EX-5.1 8 dex51.htm OPINION OF THE YOCCA LAW FIRM LLP Opinion of The Yocca Law Firm LLP

EXHIBIT 5.1

[LETTERHEAD OF THE YOCCA LAW FIRM LLP]

July 7, 2006

Microsemi Corporation

2381 Morse Avenue

Irvine, CA 92614

Attention: David R. Sonksen

 

  Re: Post-Effective Amendment No. 2 to Form S-4 on Form S-8 Registration Statement: Registration No. 333-130655; Microsemi Corporation Common Stock, par value $.20 per share

Ladies and Gentlemen:

At your request, we have examined the Post-Effective Amendment No. 2 to Form S-4 on Form S-8 Registration Statement, Registration No. 333-130655 (as amended, the ”Registration Statement”) being filed by Microsemi Corporation, a Delaware corporation (the “Company”) with the Securities and Exchange Commission under the Securities Act of 1933, as amended, to register 568,363 shares, subject to anti-dilution adjustments, of the Company’s Common Stock, par value of $.20 per share (the ”Common Stock”). Said shares of Common Stock may be issued pursuant to the exercise of options assumed by the Company and originally granted under the 1995 Stock Option Plan of Advanced Power Technology, Inc. and the 2005 Equity Incentive Plan of Advanced Power Technology, Inc. (together, the “Plans”). Unless specifically defined herein or the context requires otherwise, capitalized terms used herein shall have the meanings ascribed to them in the Registration Statement.

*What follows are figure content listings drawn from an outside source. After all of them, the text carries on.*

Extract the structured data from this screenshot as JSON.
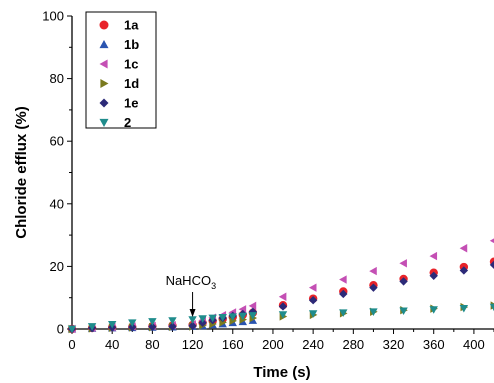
{
  "chart_data": {
    "type": "scatter",
    "title": "",
    "xlabel": "Time (s)",
    "ylabel": "Chloride efflux (%)",
    "xlim": [
      0,
      420
    ],
    "ylim": [
      0,
      100
    ],
    "xticks": [
      0,
      40,
      80,
      120,
      160,
      200,
      240,
      280,
      320,
      360,
      400
    ],
    "yticks": [
      0,
      20,
      40,
      60,
      80,
      100
    ],
    "legend_position": "top-left",
    "grid": false,
    "series": [
      {
        "name": "1a",
        "color": "#e8232a",
        "marker": "circle",
        "x": [
          0,
          20,
          40,
          60,
          80,
          100,
          120,
          130,
          140,
          150,
          160,
          170,
          180,
          210,
          240,
          270,
          300,
          330,
          360,
          390,
          420
        ],
        "y": [
          0,
          0.3,
          0.5,
          0.7,
          0.9,
          1.1,
          1.3,
          2.0,
          2.6,
          3.2,
          3.8,
          4.5,
          5.2,
          7.6,
          9.7,
          12.0,
          14.0,
          16.0,
          18.0,
          19.8,
          21.5
        ]
      },
      {
        "name": "1b",
        "color": "#2a54b0",
        "marker": "triangle-up",
        "x": [
          0,
          20,
          40,
          60,
          80,
          100,
          120,
          130,
          140,
          150,
          160,
          170,
          180
        ],
        "y": [
          0,
          0.2,
          0.3,
          0.4,
          0.5,
          0.6,
          0.8,
          1.0,
          1.3,
          1.6,
          2.0,
          2.3,
          2.7
        ]
      },
      {
        "name": "1c",
        "color": "#c44fb4",
        "marker": "triangle-left",
        "x": [
          0,
          20,
          40,
          60,
          80,
          100,
          120,
          130,
          140,
          150,
          160,
          170,
          180,
          210,
          240,
          270,
          300,
          330,
          360,
          390,
          420
        ],
        "y": [
          0,
          0.4,
          0.6,
          0.8,
          1.0,
          1.2,
          1.5,
          2.7,
          3.6,
          4.4,
          5.3,
          6.3,
          7.4,
          10.3,
          13.2,
          15.8,
          18.5,
          21.0,
          23.3,
          25.8,
          28.2
        ]
      },
      {
        "name": "1d",
        "color": "#7a7a1e",
        "marker": "triangle-right",
        "x": [
          0,
          20,
          40,
          60,
          80,
          100,
          120,
          130,
          140,
          150,
          160,
          170,
          180,
          210,
          240,
          270,
          300,
          330,
          360,
          390,
          420
        ],
        "y": [
          0,
          0.2,
          0.4,
          0.5,
          0.6,
          0.7,
          0.8,
          1.2,
          1.6,
          2.1,
          2.6,
          3.0,
          3.5,
          4.0,
          4.5,
          5.0,
          5.5,
          6.0,
          6.5,
          7.0,
          7.5
        ]
      },
      {
        "name": "1e",
        "color": "#2c2a78",
        "marker": "diamond",
        "x": [
          0,
          20,
          40,
          60,
          80,
          100,
          120,
          130,
          140,
          150,
          160,
          170,
          180,
          210,
          240,
          270,
          300,
          330,
          360,
          390,
          420
        ],
        "y": [
          0,
          0.3,
          0.5,
          0.6,
          0.7,
          0.8,
          1.0,
          2.0,
          2.8,
          3.5,
          4.2,
          4.8,
          5.5,
          7.2,
          9.2,
          11.2,
          13.2,
          15.2,
          17.0,
          18.7,
          20.5
        ]
      },
      {
        "name": "2",
        "color": "#1f8c8c",
        "marker": "triangle-down",
        "x": [
          0,
          20,
          40,
          60,
          80,
          100,
          120,
          130,
          140,
          150,
          160,
          170,
          180,
          210,
          240,
          270,
          300,
          330,
          360,
          390,
          420
        ],
        "y": [
          0,
          0.8,
          1.5,
          2.0,
          2.4,
          2.7,
          3.0,
          3.3,
          3.5,
          3.7,
          3.9,
          4.1,
          4.3,
          4.6,
          4.9,
          5.2,
          5.5,
          5.8,
          6.2,
          6.6,
          7.0
        ]
      }
    ],
    "annotations": [
      {
        "text": "NaHCO",
        "subscript": "3",
        "x": 120,
        "arrow": true
      }
    ]
  }
}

In our capacity as your counsel in connection with this transaction, we have examined the proceedings taken and are familiar with the proceedings proposed to be taken by you in connection with the authorization, issuance and sale of the Common Stock.

In such examination, we have assumed the authenticity of all documents submitted to us as originals, the conformity with originals of all documents submitted to us as copies and the genuineness of all signatures. We have also assumed the legal capacity of all natural persons and that, with respect to all parties to agreements or instruments relevant hereto other than the Company, such parties had the requisite power and authority to execute, deliver and perform such agreements or instruments, that such agreements or instruments have been duly authorized by all requisite action and have been executed and delivered by such parties and that such agreements or instruments are the valid, binding and enforceable obligations of such parties.

Based upon the foregoing and assuming the compliance with applicable state securities laws and the additional proceedings to be taken by the Company as referred to above, we are of the opinion that the Common Stock has been duly authorized, and when issued upon payment therefor in the manner provided in the Plans, the Common Stock will be validly issued, fully paid and nonassessable.

Our opinions herein are limited to the effect on the subject transaction of United States Federal law and the General Corporation Law of the State of Delaware, including relevant provisions of the Delaware Constitution and Delaware judicial decisions. We assume no responsibility regarding the applicability thereto, or the effect thereon, of the laws of any other jurisdiction.

We consent to your filing this opinion as an exhibit to the Registration Statement.